October 19, 2002

8 Rebuild Work (1/8)---- Cylinder Block,Crankshaft

The Machine Shop  内燃機加工屋さん
Cylinder Block,Crankshaft
今回の修理で一番の課題であるブロック修理とクランクの加工について.必要なことはブロックトップデッキの亀裂の溶接,バルブシートの交換,シリンダボアの加工,クランクシャフト ピン,ジャーナル軸の加工である.内燃機加工屋さんの知り合いや伝手があるわけではなく,加工屋さんをネット検索で探す.シリンダ,クランク.バルブシートなどの加工は定番なようで作業価格なども情報公開されており,とても参考になった.しかし,今回の場合,鋳鉄ブロック亀裂の溶接というのがあり,それについては個々に確認しなければならない.当初,私は学校でならった浅い知識レベルで鋳鉄は溶接なんかできないと思い込んでいた.ブロックに使われるねずみ鋳鉄,FC材,片状黒鉛鋳鉄 文字通り鉄の基地(きじ)に黒鉛が片状に分散している.溶接では局所的に高温になり冷却されるため,そのひずみ変化は黒鉛部分で応力集中となり,割れを生じやすいためである.これまたネット検索すると,鋳鉄の溶接は困難なものではあるができないことはないことがわかった.ひずみ変化をやわらげるため,予熱,冷却,溶接方法の工夫,作業者の熟練さで可能とのことで,修理することへの希望となった.
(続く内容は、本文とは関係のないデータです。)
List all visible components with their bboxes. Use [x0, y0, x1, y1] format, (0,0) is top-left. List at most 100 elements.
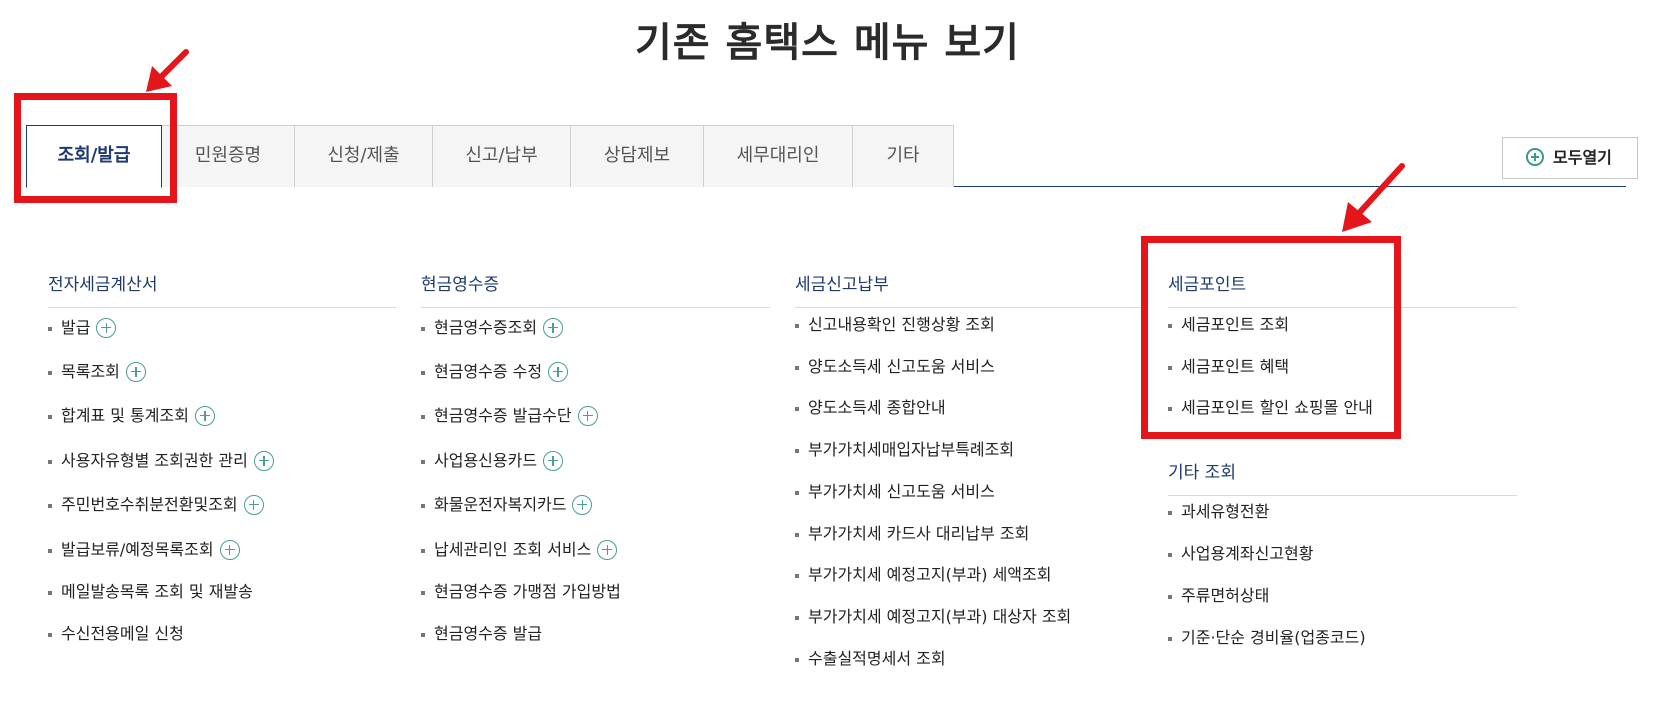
list-item[interactable]: 메일발송목록 조회 및 재발송 [48, 580, 253, 604]
bullet-icon [48, 504, 52, 508]
item-label: 기준·단순 경비율(업종코드) [1181, 628, 1366, 647]
item-label: 양도소득세 신고도움 서비스 [808, 357, 995, 376]
page-title: 기존 홈택스 메뉴 보기 [635, 20, 1020, 66]
bullet-icon [421, 549, 425, 553]
tab-others[interactable]: 기타 [852, 125, 954, 187]
item-label: 수신전용메일 신청 [61, 624, 184, 643]
column-heading: 기타 조회 [1168, 450, 1517, 496]
tab-tax-agent[interactable]: 세무대리인 [703, 125, 853, 187]
plus-circle-icon[interactable] [96, 317, 117, 338]
item-label: 부가가치세 예정고지(부과) 대상자 조회 [808, 607, 1072, 626]
bullet-icon [48, 549, 52, 553]
plus-circle-icon[interactable] [577, 405, 598, 426]
list-item[interactable]: 주민번호수취분전환및조회 [48, 493, 264, 517]
list-item[interactable]: 부가가치세 카드사 대리납부 조회 [795, 522, 1029, 546]
list-item[interactable]: 현금영수증조회 [421, 316, 564, 340]
list-item[interactable]: 합계표 및 통계조회 [48, 404, 215, 428]
highlight-box-tax-points [1141, 236, 1401, 439]
plus-circle-icon[interactable] [572, 494, 593, 515]
plus-circle-icon[interactable] [597, 539, 618, 560]
column-other-inquiries: 기타 조회 과세유형전환 사업용계좌신고현황 주류면허상태 기준·단순 경비율(… [1168, 450, 1517, 647]
bullet-icon [421, 591, 425, 595]
item-label: 합계표 및 통계조회 [61, 406, 189, 425]
column-heading: 전자세금계산서 [48, 262, 396, 308]
list-item[interactable]: 양도소득세 신고도움 서비스 [795, 355, 995, 379]
plus-circle-icon[interactable] [543, 450, 564, 471]
list-item[interactable]: 양도소득세 종합안내 [795, 396, 946, 420]
item-label: 사업용계좌신고현황 [1181, 544, 1314, 563]
item-label: 주류면허상태 [1181, 586, 1270, 605]
list-item[interactable]: 사업용신용카드 [421, 449, 564, 473]
tab-civil-certificates[interactable]: 민원증명 [161, 125, 295, 187]
list-item[interactable]: 부가가치세 예정고지(부과) 세액조회 [795, 563, 1051, 587]
bullet-icon [1168, 553, 1172, 557]
tab-application-submission[interactable]: 신청/제출 [294, 125, 433, 187]
bullet-icon [795, 449, 799, 453]
item-label: 메일발송목록 조회 및 재발송 [61, 582, 253, 601]
list-item[interactable]: 발급보류/예정목록조회 [48, 538, 240, 562]
list-item[interactable]: 수신전용메일 신청 [48, 622, 184, 646]
tab-report-payment[interactable]: 신고/납부 [432, 125, 571, 187]
list-item[interactable]: 발급 [48, 316, 117, 340]
list-item[interactable]: 사업용계좌신고현황 [1168, 542, 1313, 566]
bullet-icon [1168, 595, 1172, 599]
item-label: 부가가치세매입자납부특례조회 [808, 440, 1015, 459]
column-cash-receipt: 현금영수증 현금영수증조회 현금영수증 수정 현금영수증 발급수단 사업용신용카… [421, 262, 770, 643]
list-item[interactable]: 부가가치세 신고도움 서비스 [795, 480, 995, 504]
plus-circle-icon[interactable] [548, 361, 569, 382]
item-label: 사업용신용카드 [434, 451, 538, 470]
column-tax-report-payment: 세금신고납부 신고내용확인 진행상황 조회 양도소득세 신고도움 서비스 양도소… [795, 262, 1143, 668]
item-label: 목록조회 [61, 362, 120, 381]
expand-all-label: 모두열기 [1553, 148, 1612, 167]
plus-circle-icon[interactable] [253, 450, 274, 471]
list-item[interactable]: 부가가치세매입자납부특례조회 [795, 438, 1014, 462]
bullet-icon [48, 633, 52, 637]
item-label: 화물운전자복지카드 [434, 495, 567, 514]
item-label: 현금영수증조회 [434, 318, 538, 337]
list-item[interactable]: 현금영수증 발급 [421, 622, 542, 646]
list-item[interactable]: 현금영수증 발급수단 [421, 404, 598, 428]
arrow-icon [1342, 163, 1405, 232]
bullet-icon [795, 491, 799, 495]
item-label: 부가가치세 예정고지(부과) 세액조회 [808, 565, 1052, 584]
list-item[interactable]: 납세관리인 조회 서비스 [421, 538, 618, 562]
item-label: 양도소득세 종합안내 [808, 398, 946, 417]
bullet-icon [421, 633, 425, 637]
bullet-icon [48, 591, 52, 595]
item-label: 부가가치세 신고도움 서비스 [808, 482, 995, 501]
item-label: 현금영수증 발급 [434, 624, 543, 643]
expand-all-button[interactable]: 모두열기 [1502, 137, 1638, 179]
list-item[interactable]: 신고내용확인 진행상황 조회 [795, 313, 995, 337]
plus-circle-icon[interactable] [543, 317, 564, 338]
bullet-icon [795, 658, 799, 662]
bullet-icon [795, 616, 799, 620]
tab-inquiry-issuance[interactable]: 조회/발급 [26, 125, 162, 188]
item-label: 부가가치세 카드사 대리납부 조회 [808, 524, 1030, 543]
list-item[interactable]: 화물운전자복지카드 [421, 493, 593, 517]
bullet-icon [48, 460, 52, 464]
item-label: 현금영수증 발급수단 [434, 406, 572, 425]
bullet-icon [421, 371, 425, 375]
list-item[interactable]: 부가가치세 예정고지(부과) 대상자 조회 [795, 605, 1071, 629]
list-item[interactable]: 사용자유형별 조회권한 관리 [48, 449, 274, 473]
item-label: 발급 [61, 318, 91, 337]
list-item[interactable]: 현금영수증 수정 [421, 360, 569, 384]
plus-circle-icon[interactable] [243, 494, 264, 515]
bullet-icon [795, 533, 799, 537]
item-label: 신고내용확인 진행상황 조회 [808, 315, 995, 334]
list-item[interactable]: 수출실적명세서 조회 [795, 647, 946, 671]
bullet-icon [421, 415, 425, 419]
item-label: 사용자유형별 조회권한 관리 [61, 451, 248, 470]
tab-consultation-report[interactable]: 상담제보 [570, 125, 704, 187]
list-item[interactable]: 기준·단순 경비율(업종코드) [1168, 626, 1366, 650]
list-item[interactable]: 과세유형전환 [1168, 500, 1269, 524]
plus-circle-icon[interactable] [219, 539, 240, 560]
list-item[interactable]: 주류면허상태 [1168, 584, 1269, 608]
plus-circle-icon[interactable] [125, 361, 146, 382]
list-item[interactable]: 현금영수증 가맹점 가입방법 [421, 580, 621, 604]
bullet-icon [795, 407, 799, 411]
bullet-icon [48, 415, 52, 419]
plus-circle-icon[interactable] [194, 405, 215, 426]
item-label: 납세관리인 조회 서비스 [434, 540, 592, 559]
list-item[interactable]: 목록조회 [48, 360, 146, 384]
いろいろ加工会社を拝見させていただいた中で,福知山の木村内燃機様にお願いすることにした.自主制作されているウエブサイトで,穴のあいたアルミブロック,ヘッドの亀裂などの画像とともにこれは直ります,これは直せませんと紹介.「いろいろな方法でいろんなものを直します.できないこともありますが,できること 結構あります.」という言葉に惹かれてしまった.9月のはじめに,ブロックの亀裂やバルブシートの状態などの画像とともに打診.すぐに返信があり,鋳鉄ブロックの亀裂は直せますとのこと.詳細は現物確認で調整ということで.そして,ピストンやベアリングなどUSAパーツがそろったところで,ブロックとクランクを持って訪問した.
工場のたたずまいは,想像どおり,文字通り,内燃機加工.工場内はたくさんの仕事をしてきた雰囲気をもつ,重厚な工作機械が立ち並び,金属という材料に精度と機能を吹き込む工房である.早速現物を診ていただき,修理内容の相談.ほぼ事前にやりとりしていた内容でいけそうな感触で後日,見積もりと加工開始の連絡をしていただけるとのこと.溶接についてはここではできないため,溶接熟練の方がおられるところへ依頼するとのこと.過去にJH4も実績があり加工データもあるらしいとのことでますます心強くなった.なんとクロスカントリーヴィークル誌(CCV)もご覧になっているとのことで,楽しくお話させていただいた,加工品の確認のためにUSAパーツのピストンとベアリング,コンロッド等を預けて工場を後にした.その日の夕日はきれいで心もほっとした.
Cylinder Block 
・亀裂の溶接修理&水圧テスト
ヘッドボルト雌ねじ再生 UNC 7/16-14
・シートリング交換
インサート持込 銅溶浸焼結合金 φ40+0.133~0.155 高さ 7.7±0.1
締め代:0.07ねらい 穴深さ:7mmねらい 常温圧入で可. 
・トップデッキ面研磨(最小限)
No.2,3 燃焼室にさらされる面にでこぼこ様相.これは水が入って燃焼運転されるとこのようになるらしい.バルブシート周りに溶接補修があったので過去にそこが割れて水が入ったのかもしれないとのこと.
・ボーリング オーバーサイズ加工 +1.00mm(0.04inch)  
ピストン標準クリアランス 0.053~0.074 0.05ねらいとした.
・下部オイルパン雌ねじ修正
当方がねじ切ってねじがはいったままにしていたもの.

Crankshaft
 ・軸研磨 -0.05mm(-0.02inch)メタル仮組み測定
 標準クリアランス範囲より下限レベルをねらう軸径とした.

約2週間後,完成のメール. 甦ったブロックとクランクシャフト.なんともいい金属の輝き.完璧な仕上がり. ブロックの溶接部は応力を分散できるように,亀裂のあった部位とボルト穴周りに大きく施されていた.局部的であると溶接境界が弱点となりやすいが,これなら心配はない.バルブシートは銅溶浸材のため銅色が現れている.
バルブシートカットは自分で挑戦することにしたため,依頼しなかった.(我ながらセコイ.一緒にやってもらっても良かった) USAパーツの精度はきちんとあったとのこと.内燃機加工は奥が深く,加工料金は決して安くはないが,この仕上がりを見れば納得。 甦ってくれた充足感がある.とても勉強になった.